Ce vendredi 12 février 2016 marquera, dit-on, un tournant dans les relations publiques entre l’Eglise de Rome et le Patriarcat russe orthodoxe de Moscou et de toutes les Russies. Peut-on parler d’une brève rencontre, dans l’aéroport international de La Havane, capitale de la république socialiste marxiste-léniniste de Cuba ? Faut-il cette ruée vers l’Ouest pour dialoguer sur le sort des Chrétiens d’Orient ?

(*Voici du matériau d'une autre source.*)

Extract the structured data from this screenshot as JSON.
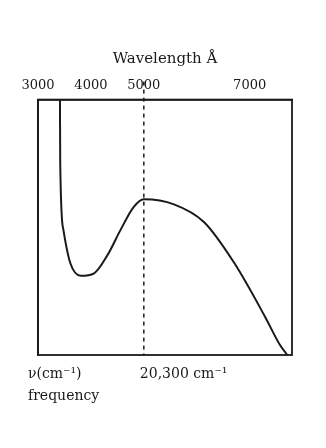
{
  "chart_data": {
    "type": "line",
    "x_label": "Wavelength Å",
    "x": [
      3415,
      3420,
      3480,
      3610,
      3810,
      4060,
      4310,
      4560,
      4810,
      5000,
      5570,
      6140,
      6710,
      7290,
      7570,
      7710
    ],
    "values": [
      1.0,
      0.75,
      0.49,
      0.36,
      0.31,
      0.32,
      0.39,
      0.49,
      0.58,
      0.61,
      0.59,
      0.52,
      0.36,
      0.15,
      0.04,
      0.0
    ],
    "color": "#1a1a1a",
    "xlim": [
      3000,
      7800
    ],
    "xticks": [
      3000,
      4000,
      5000,
      7000
    ],
    "ylim": [
      0,
      1
    ],
    "tick_labels": "x",
    "grid": false,
    "annotations": [
      {
        "x": 5000,
        "text": "20,300 cm⁻¹",
        "line_style": "dashed"
      }
    ],
    "x2_label": "ν(cm⁻¹)",
    "x2_sublabel": "frequency"
  }
}
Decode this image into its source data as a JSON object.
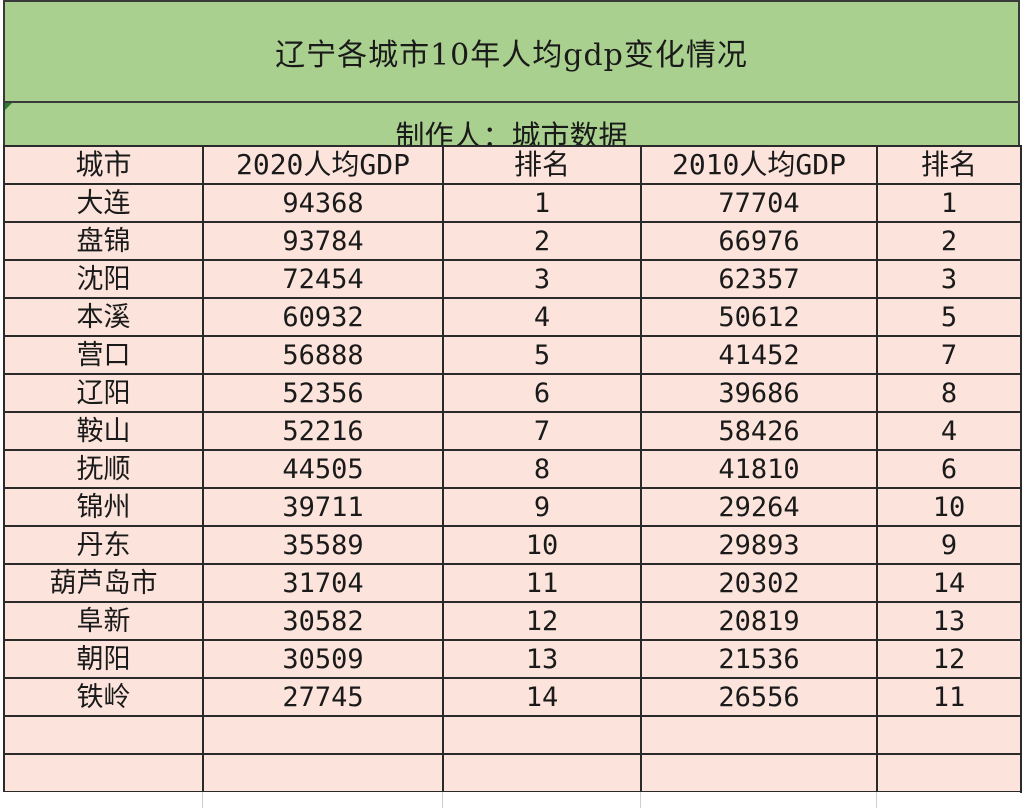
{
  "title": "辽宁各城市10年人均gdp变化情况",
  "subtitle": "制作人：城市数据",
  "colors": {
    "header_fill": "#a9d08e",
    "cell_fill": "#fce4dc",
    "grid_line": "#2a2a2a"
  },
  "table": {
    "columns": [
      "城市",
      "2020人均GDP",
      "排名",
      "2010人均GDP",
      "排名"
    ],
    "rows": [
      [
        "大连",
        "94368",
        "1",
        "77704",
        "1"
      ],
      [
        "盘锦",
        "93784",
        "2",
        "66976",
        "2"
      ],
      [
        "沈阳",
        "72454",
        "3",
        "62357",
        "3"
      ],
      [
        "本溪",
        "60932",
        "4",
        "50612",
        "5"
      ],
      [
        "营口",
        "56888",
        "5",
        "41452",
        "7"
      ],
      [
        "辽阳",
        "52356",
        "6",
        "39686",
        "8"
      ],
      [
        "鞍山",
        "52216",
        "7",
        "58426",
        "4"
      ],
      [
        "抚顺",
        "44505",
        "8",
        "41810",
        "6"
      ],
      [
        "锦州",
        "39711",
        "9",
        "29264",
        "10"
      ],
      [
        "丹东",
        "35589",
        "10",
        "29893",
        "9"
      ],
      [
        "葫芦岛市",
        "31704",
        "11",
        "20302",
        "14"
      ],
      [
        "阜新",
        "30582",
        "12",
        "20819",
        "13"
      ],
      [
        "朝阳",
        "30509",
        "13",
        "21536",
        "12"
      ],
      [
        "铁岭",
        "27745",
        "14",
        "26556",
        "11"
      ]
    ]
  }
}
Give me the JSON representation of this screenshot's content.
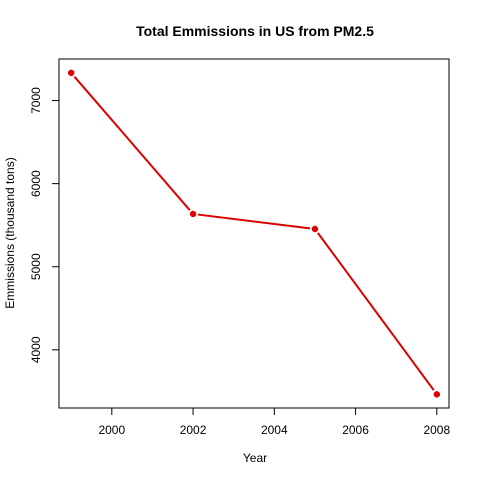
{
  "chart_data": {
    "type": "line",
    "title": "Total Emmissions in US from PM2.5",
    "xlabel": "Year",
    "ylabel": "Emmissions (thousand tons)",
    "x": [
      1999,
      2002,
      2005,
      2008
    ],
    "series": [
      {
        "values": [
          7332.967,
          5635.216,
          5454.703,
          3464.206
        ]
      }
    ],
    "xlim": [
      1998.7,
      2008.3
    ],
    "ylim": [
      3300,
      7500
    ],
    "xticks": [
      2000,
      2002,
      2004,
      2006,
      2008
    ],
    "xtick_labels": [
      "2000",
      "2002",
      "2004",
      "2006",
      "2008"
    ],
    "yticks": [
      4000,
      5000,
      6000,
      7000
    ],
    "ytick_labels": [
      "4000",
      "5000",
      "6000",
      "7000"
    ],
    "line_color": "#dd0000",
    "point_color": "#dd0000",
    "grid": false,
    "legend": "none"
  }
}
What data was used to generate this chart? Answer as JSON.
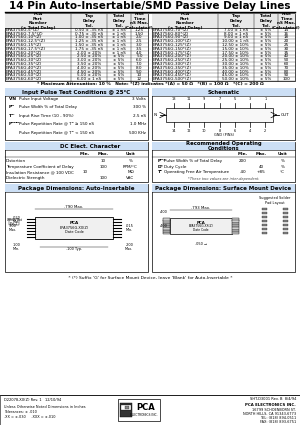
{
  "title": "14 Pin Auto-Insertable/SMD Passive Delay Lines",
  "bg_color": "#ffffff",
  "table1_rows": [
    [
      "EPA3756G-5*(Z)",
      "0.50 ± .35 nS",
      "± 1 nS",
      "1.25"
    ],
    [
      "EPA3756G-7.5*(Z)",
      "0.75 ± .35 nS",
      "± 1 nS",
      "1.50"
    ],
    [
      "EPA3756G-10*(Z)",
      "1.00 ± .35 nS",
      "± 1 nS",
      "2.0"
    ],
    [
      "EPA3756G-12.5*(Z)",
      "1.25 ± .35 nS",
      "± 1 nS",
      "2.5"
    ],
    [
      "EPA3756G-15*(Z)",
      "1.50 ± .35 nS",
      "± 1 nS",
      "3.0"
    ],
    [
      "EPA3756G-17.5*(Z)",
      "1.75 ± .35 nS",
      "± 1 nS",
      "3.5"
    ],
    [
      "EPA3756G-20*(Z)",
      "2.00 ± 20%",
      "± 1 nS",
      "4.0"
    ],
    [
      "EPA3756G-25*(Z)",
      "2.50 ± 20%",
      "± 5%",
      "5.0"
    ],
    [
      "EPA3756G-30*(Z)",
      "3.00 ± 20%",
      "± 5%",
      "6.0"
    ],
    [
      "EPA3756G-35*(Z)",
      "3.50 ± 20%",
      "± 5%",
      "7.0"
    ],
    [
      "EPA3756G-40*(Z)",
      "4.00 ± 20%",
      "± 5%",
      "8.0"
    ],
    [
      "EPA3756G-45*(Z)",
      "4.50 ± 20%",
      "± 5%",
      "9.0"
    ],
    [
      "EPA3756G-50*(Z)",
      "5.00 ± 20%",
      "± 5%",
      "10"
    ],
    [
      "EPA3756G-60*(Z)",
      "6.00 ± 1 nS",
      "± 5%",
      "12"
    ]
  ],
  "table2_rows": [
    [
      "EPA3756G-70*(Z)",
      "7.00 ± 1 nS",
      "± 5%",
      "14"
    ],
    [
      "EPA3756G-80*(Z)",
      "8.00 ± 1 nS",
      "± 5%",
      "16"
    ],
    [
      "EPA3756G-90*(Z)",
      "9.00 ± 1 nS",
      "± 5%",
      "18"
    ],
    [
      "EPA3756G-100*(Z)",
      "10.00 ± 1 nS",
      "± 5%",
      "20"
    ],
    [
      "EPA3756G-125*(Z)",
      "12.50 ± 10%",
      "± 5%",
      "25"
    ],
    [
      "EPA3756G-150*(Z)",
      "15.00 ± 10%",
      "± 5%",
      "30"
    ],
    [
      "EPA3756G-175*(Z)",
      "17.50 ± 10%",
      "± 5%",
      "35"
    ],
    [
      "EPA3756G-200*(Z)",
      "20.00 ± 10%",
      "± 5%",
      "40"
    ],
    [
      "EPA3756G-250*(Z)",
      "25.00 ± 10%",
      "± 5%",
      "50"
    ],
    [
      "EPA3756G-300*(Z)",
      "30.00 ± 10%",
      "± 5%",
      "60"
    ],
    [
      "EPA3756G-350*(Z)",
      "35.00 ± 10%",
      "± 5%",
      "70"
    ],
    [
      "EPA3756G-400*(Z)",
      "40.00 ± 10%",
      "± 5%",
      "80"
    ],
    [
      "EPA3756G-450*(Z)",
      "45.00 ± 10%",
      "± 5%",
      "90"
    ],
    [
      "EPA3756G-500*(Z)",
      "50.00 ± 10%",
      "± 5%",
      "100"
    ]
  ],
  "footnote": "  * Maximum Attenuation: 10 %   Note: *(Z) indicates *(A) = 50 Ω   *(B) = 100 Ω   *(C) = 200 Ω  ",
  "input_pulse_title": "Input Pulse Test Conditions @ 25°C",
  "dc_title": "DC Elect. Character",
  "schematic_title": "Schematic",
  "recommended_title": "Recommended Operating\nConditions",
  "pkg_auto_title": "Package Dimensions: Auto-Insertable",
  "pkg_smd_title": "Package Dimensions: Surface Mount Device",
  "footer_note": " * (*) Suffix 'G' for Surface Mount Device, leave 'Blank' for Auto-Insertable *",
  "company_note1": "Unless Otherwise Noted Dimensions in Inches",
  "company_note2": "Tolerances: ± .010",
  "company_note3": ".XX = ±.030     .XXX = ±.010",
  "company": "PCA ELECTRONICS INC.",
  "address1": "16799 SCHOENBORN ST.",
  "address2": "NORTH HILLS, CA 91343-6773",
  "address3": "TEL: (818) 894-0511",
  "address4": "FAX: (818) 893-6751",
  "doc_number1": "D22078-XX(Z) Rev. 1   12/10/94",
  "doc_number2": "SHT-D3001 Rev. B  8/4/94"
}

Les relations entre Israël, la communauté juive cubaine et l’implantation de structures agricoles créees par les Juifs datent des années 2000. Israël ? Oui, car les choses sont rarement dites : l’Eglise catholique romaine comme toutes les Eglises orthodoxes et, en particulier, l’Eglise orthodoxe de Moscou ne parviennent pas à défendre leurs positions acquises en Terre Sainte et dans le Croissant Fertile par de conflits constants au cours des siècles, jusqu’à la fin de la guerre de Crimée en 1856. L’affermissement de la primauté orthodoxe à Jérusalem et Bethléem date de cette époque. L’Eglise catholique romaine s’évertue à ne pas conclure d’accord avec le gouvernement israélien tandis que l’Eglise russe n’obtient pas de l’Etat hébreu les avantages auxquels elle prétend en termes de  propriétés et de rayonnement spirituel.

Les deux Eglises ont été présentes au Proche et au Moyen-Orient dans tous les domaines d’un christianisme qui s’est gravement fissuré depuis un siècle. Elles ont soutenu les écoles, les séminaires, les orientations politiques et stratégiques des Puissances coloniales qu’elles représentaient. C’est encore le cas, d’une manière plus fragilisée. C’est la raison pour laquelle le Pape de Rome tente de conforter la position romaine dans les Territoires Palestiniens. Le Président Vladimir Poutine est plus habile à dialoguer avec le monde juif et israélien tandis que le clergé orthodoxe russe a souvent été formé au monde chrétien arabisant.

Il est évident que cette rencontre, au demeurant assez courte, sur une île hispanisante, s’inscrit dans un mouvement plus ample des relations inter-religieuses. La préparation du concile pan-orthodoxe de juin 2016 suppose que le Patriarcat de Moscou soit en contact direct avec Rome puisque Constantinople a lancé ce dialogue depuis cinquante ans. Les relations existent, faites de concurrence missionnaire, de respect des traditions et des théologies, d’attirances et de distanciations. En Israël comme en Jordanie et dans les Territoires Palestiniens, e nSyrie et en Irak,  les relations inter-ecclésiales entre Rome et Moscou sont à peine ébauchées.

En revanche, certains ecclésiastiques russes voient dans l’intervention des troupes de la Fédération de Russie une prétendue obligation de mener une « guerre sainte » contre l’Etat Islamique sans se soucier de la position du Patriarcat d’Antioche (Syrie) et de la situation chaotique en Ukraine.

Il faudra encore beaucoup de temps pour que croyants et hiérarchies religieuses cessent de faire virevolter les convictions et intérêts propres pour les accorder de manière crédible au nom de la vraie foi. Cela offre la chance d’agir sur le long-terme et de trouver les modes d’emploi comme la guenon qui finira par voir plus clairement la réalité.